Turkey boasts 47 healthcare institutions with Joint Commission International (JCI) accreditation, the highest figure in the world outside of the US according to the Ministry of Health. The top three private receivers of health tourists are Anadolu Medical Center Hospital, Hospitalium Çamlıca Hospital, and Dünya Göz Ataköy Hospital, an eye hospital. Dünya Göz Group has 14 eye care clinics in Turkey and branches in Western Europe, with 10% of its patients, around 35,000 a year, coming from abroad. The allure is undeniable; plastic and corrective eye surgery, including travel and accommodation, can cost up to 60% less than in Western Europe. Istanbul’s Emsey Hospital, which opened its doors in May 2012, is an example of a medical institution created to take advantage of the rise of the health tourist in Turkey. “Right now, 40% of our patients are international. However, in the near future, we expect more than half of our patients to be foreign,” said Cengiz Bozca, General Manager of the hospital.

The development of free health zones will also provide a boost to the sector, with 85% of their visitors expected to be foreign. “We’re [also] creating free healthcare zones to develop health tourism further and cater to the healthcare needs of visitors from abroad,” said Minister Müezzinoğlu, adding that, “we plan on providing strong healthcare service to a regional population of nearly 1 billion people.”


Regulations introduced in 2009 have slowly eaten away at profits in Turkey’s pharmaceuticals sector, despite rising consumption. In 2012, profits sank 5.9% to TL12.9 billion, while consumption increased by 2.8% to 1.56 billion packages, a consumption per capita ratio of 20.62 packages. Consumers paid an average of $106 in 2012, down from $121 in 2011, while it was $133 in 2010, $132 in 2009, and $136 in 2008. Industry insiders warn that falling profits could mean that Turkish pharmaceutical firms may not be able to spend as much on R&D as their international counterparts. In import/export terms, the country imported $4 billion worth of medicine 2012, a 14.9% decrease compared to 2011, while it exported $662 million worth, a 16.8% increase.

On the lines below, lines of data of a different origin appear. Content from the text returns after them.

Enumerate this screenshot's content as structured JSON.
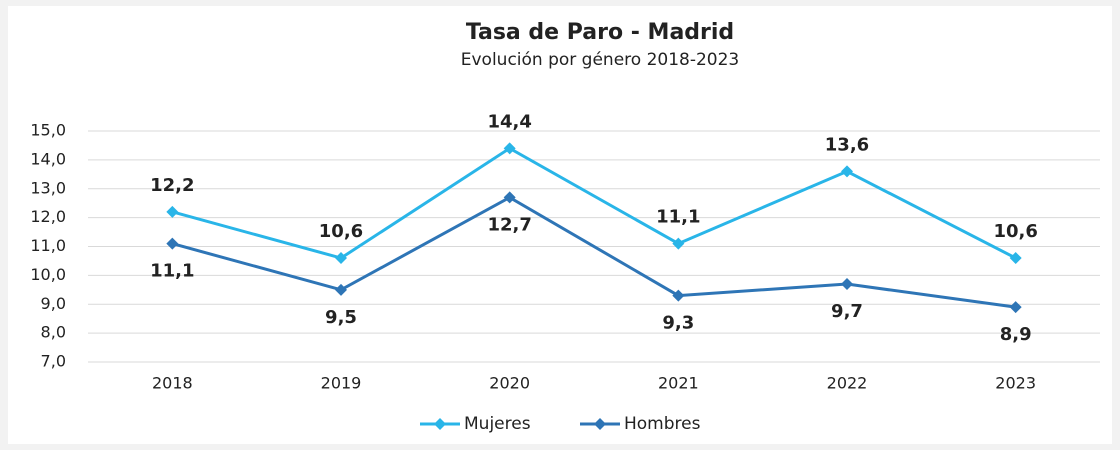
{
  "chart_data": {
    "type": "line",
    "title": "Tasa de Paro - Madrid",
    "subtitle": "Evolución por género 2018-2023",
    "categories": [
      "2018",
      "2019",
      "2020",
      "2021",
      "2022",
      "2023"
    ],
    "series": [
      {
        "name": "Mujeres",
        "color": "#29b5e8",
        "values": [
          12.2,
          10.6,
          14.4,
          11.1,
          13.6,
          10.6
        ],
        "value_labels": [
          "12,2",
          "10,6",
          "14,4",
          "11,1",
          "13,6",
          "10,6"
        ]
      },
      {
        "name": "Hombres",
        "color": "#2e75b6",
        "values": [
          11.1,
          9.5,
          12.7,
          9.3,
          9.7,
          8.9
        ],
        "value_labels": [
          "11,1",
          "9,5",
          "12,7",
          "9,3",
          "9,7",
          "8,9"
        ]
      }
    ],
    "ylim": [
      7,
      15
    ],
    "yticks": [
      {
        "value": 7,
        "label": "7,0"
      },
      {
        "value": 8,
        "label": "8,0"
      },
      {
        "value": 9,
        "label": "9,0"
      },
      {
        "value": 10,
        "label": "10,0"
      },
      {
        "value": 11,
        "label": "11,0"
      },
      {
        "value": 12,
        "label": "12,0"
      },
      {
        "value": 13,
        "label": "13,0"
      },
      {
        "value": 14,
        "label": "14,0"
      },
      {
        "value": 15,
        "label": "15,0"
      }
    ],
    "grid": true,
    "legend": "bottom"
  }
}
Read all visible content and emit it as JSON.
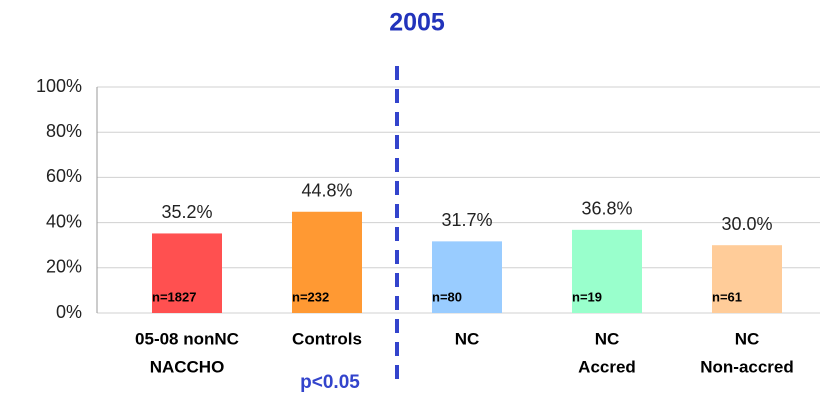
{
  "chart_data": {
    "type": "bar",
    "title": "2005",
    "categories": [
      [
        "05-08 nonNC",
        "NACCHO"
      ],
      [
        "Controls"
      ],
      [
        "NC"
      ],
      [
        "NC",
        "Accred"
      ],
      [
        "NC",
        "Non-accred"
      ]
    ],
    "values": [
      35.2,
      44.8,
      31.7,
      36.8,
      30.0
    ],
    "value_labels": [
      "35.2%",
      "44.8%",
      "31.7%",
      "36.8%",
      "30.0%"
    ],
    "colors": [
      "#ff5050",
      "#ff9933",
      "#99ccff",
      "#99ffcc",
      "#ffcc99"
    ],
    "n_labels": [
      "n=1827",
      "n=232",
      "n=80",
      "n=19",
      "n=61"
    ],
    "annotation": "p<0.05",
    "ylim": [
      0,
      100
    ],
    "yticks": [
      {
        "value": 0,
        "label": "0%"
      },
      {
        "value": 20,
        "label": "20%"
      },
      {
        "value": 40,
        "label": "40%"
      },
      {
        "value": 60,
        "label": "60%"
      },
      {
        "value": 80,
        "label": "80%"
      },
      {
        "value": 100,
        "label": "100%"
      }
    ],
    "grid": true
  }
}
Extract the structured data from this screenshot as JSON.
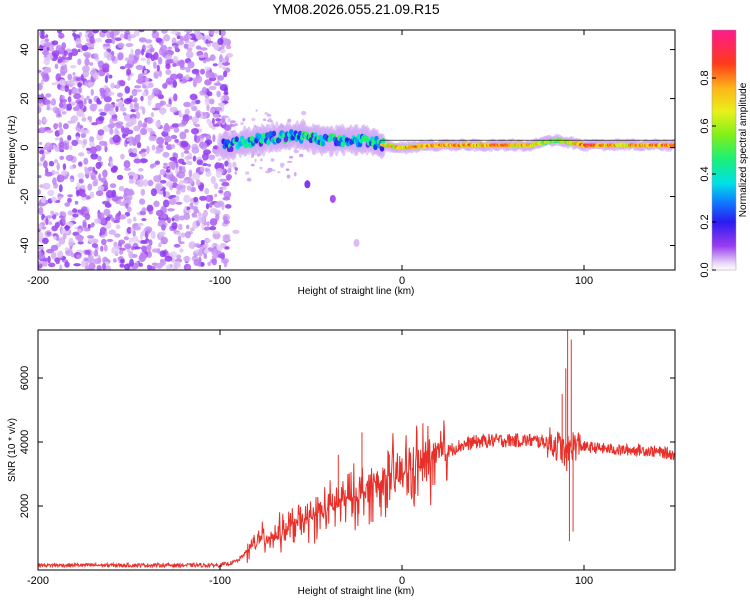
{
  "title": "YM08.2026.055.21.09.R15",
  "chart_data": [
    {
      "type": "heatmap",
      "name": "spectrogram",
      "xlabel": "Height of straight line (km)",
      "ylabel": "Frequency (Hz)",
      "xlim": [
        -200,
        150
      ],
      "ylim": [
        -50,
        48
      ],
      "xticks": [
        -200,
        -100,
        0,
        100
      ],
      "xtick_labels": [
        "-200",
        "-100",
        "0",
        "100"
      ],
      "yticks": [
        -40,
        -20,
        0,
        20,
        40
      ],
      "ytick_labels": [
        "-40",
        "-20",
        "0",
        "20",
        "40"
      ],
      "noise_region_x": [
        -200,
        -95
      ],
      "signal_line": {
        "x_start": -100,
        "x_end": 150,
        "center_frequency_hz": 1,
        "points": [
          {
            "x": -95,
            "y": 1,
            "amp": 0.3
          },
          {
            "x": -80,
            "y": 3,
            "amp": 0.4
          },
          {
            "x": -60,
            "y": 5,
            "amp": 0.45
          },
          {
            "x": -40,
            "y": 3,
            "amp": 0.4
          },
          {
            "x": -20,
            "y": 3,
            "amp": 0.45
          },
          {
            "x": -10,
            "y": 1,
            "amp": 0.7
          },
          {
            "x": 0,
            "y": 0,
            "amp": 0.75
          },
          {
            "x": 20,
            "y": 1,
            "amp": 0.8
          },
          {
            "x": 50,
            "y": 1,
            "amp": 0.8
          },
          {
            "x": 70,
            "y": 1,
            "amp": 0.75
          },
          {
            "x": 85,
            "y": 3,
            "amp": 0.55
          },
          {
            "x": 100,
            "y": 1,
            "amp": 0.85
          },
          {
            "x": 120,
            "y": 1,
            "amp": 0.75
          },
          {
            "x": 150,
            "y": 1,
            "amp": 0.8
          }
        ]
      },
      "colorbar": {
        "label": "Normalized spectral amplitude",
        "range": [
          0.0,
          1.0
        ],
        "ticks": [
          0.0,
          0.2,
          0.4,
          0.6,
          0.8
        ],
        "tick_labels": [
          "0.0",
          "0.2",
          "0.4",
          "0.6",
          "0.8"
        ]
      }
    },
    {
      "type": "line",
      "name": "snr",
      "xlabel": "Height of straight line (km)",
      "ylabel": "SNR (10 * v/v)",
      "xlim": [
        -200,
        150
      ],
      "ylim": [
        0,
        7500
      ],
      "xticks": [
        -200,
        -100,
        0,
        100
      ],
      "xtick_labels": [
        "-200",
        "-100",
        "0",
        "100"
      ],
      "yticks": [
        2000,
        4000,
        6000
      ],
      "ytick_labels": [
        "2000",
        "4000",
        "6000"
      ],
      "color": "#e8302a",
      "series": [
        {
          "name": "SNR",
          "x": [
            -200,
            -180,
            -160,
            -140,
            -120,
            -100,
            -95,
            -90,
            -85,
            -80,
            -75,
            -70,
            -65,
            -60,
            -55,
            -50,
            -45,
            -40,
            -35,
            -30,
            -25,
            -20,
            -15,
            -10,
            -5,
            0,
            5,
            10,
            15,
            20,
            25,
            30,
            40,
            50,
            60,
            70,
            80,
            85,
            88,
            90,
            92,
            94,
            96,
            100,
            110,
            120,
            130,
            140,
            150
          ],
          "values": [
            150,
            150,
            150,
            150,
            150,
            150,
            200,
            300,
            600,
            900,
            1000,
            1100,
            1200,
            1400,
            1500,
            1600,
            1800,
            1900,
            2100,
            2200,
            2300,
            2500,
            2600,
            2800,
            2900,
            3000,
            3100,
            3250,
            3400,
            3500,
            3700,
            3850,
            4000,
            4050,
            4050,
            4050,
            4000,
            3900,
            3800,
            3500,
            3800,
            3900,
            3900,
            3850,
            3800,
            3750,
            3750,
            3700,
            3600
          ],
          "spikes": [
            {
              "x": -22,
              "value": 4300
            },
            {
              "x": -35,
              "value": 3600
            },
            {
              "x": 88,
              "value": 5500
            },
            {
              "x": 90,
              "value": 6300
            },
            {
              "x": 91,
              "value": 7500
            },
            {
              "x": 92,
              "value": 900
            },
            {
              "x": 93,
              "value": 7200
            },
            {
              "x": 94,
              "value": 1200
            }
          ]
        }
      ]
    }
  ]
}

The latter figure could go a long way to explaining the intense foreign investor interest seen in the sector, despite falling profits. MN Pharmaceuticals, a local manufacturer of medicine that has been producing since 1919, was acquired by US-based Amgen in a deal worth $700 million in 2012. Following the acquisition, Amgen moved its regional office from Zurich to Istanbul. “Amgen is trying to create a hub for the region in Turkey; MN Pharmaceuticals is that hub,” said M. Levent Selamoğlu, CEO of the firm. Another major development in 2012 was the announcement by Novartis that it would build a new plant in Turkey, regarding the country as a regional hub to expand its operations in Central Asia, the Middle East, and Africa.

Foreign investment and PPPs will shape the coming years for the Turkish healthcare sector, with the country’s large, young population and close proximity to regional markets key in attracting attention. With R&D spending set to expand, increasing quality across the board will be vital if the country is to meet its goals.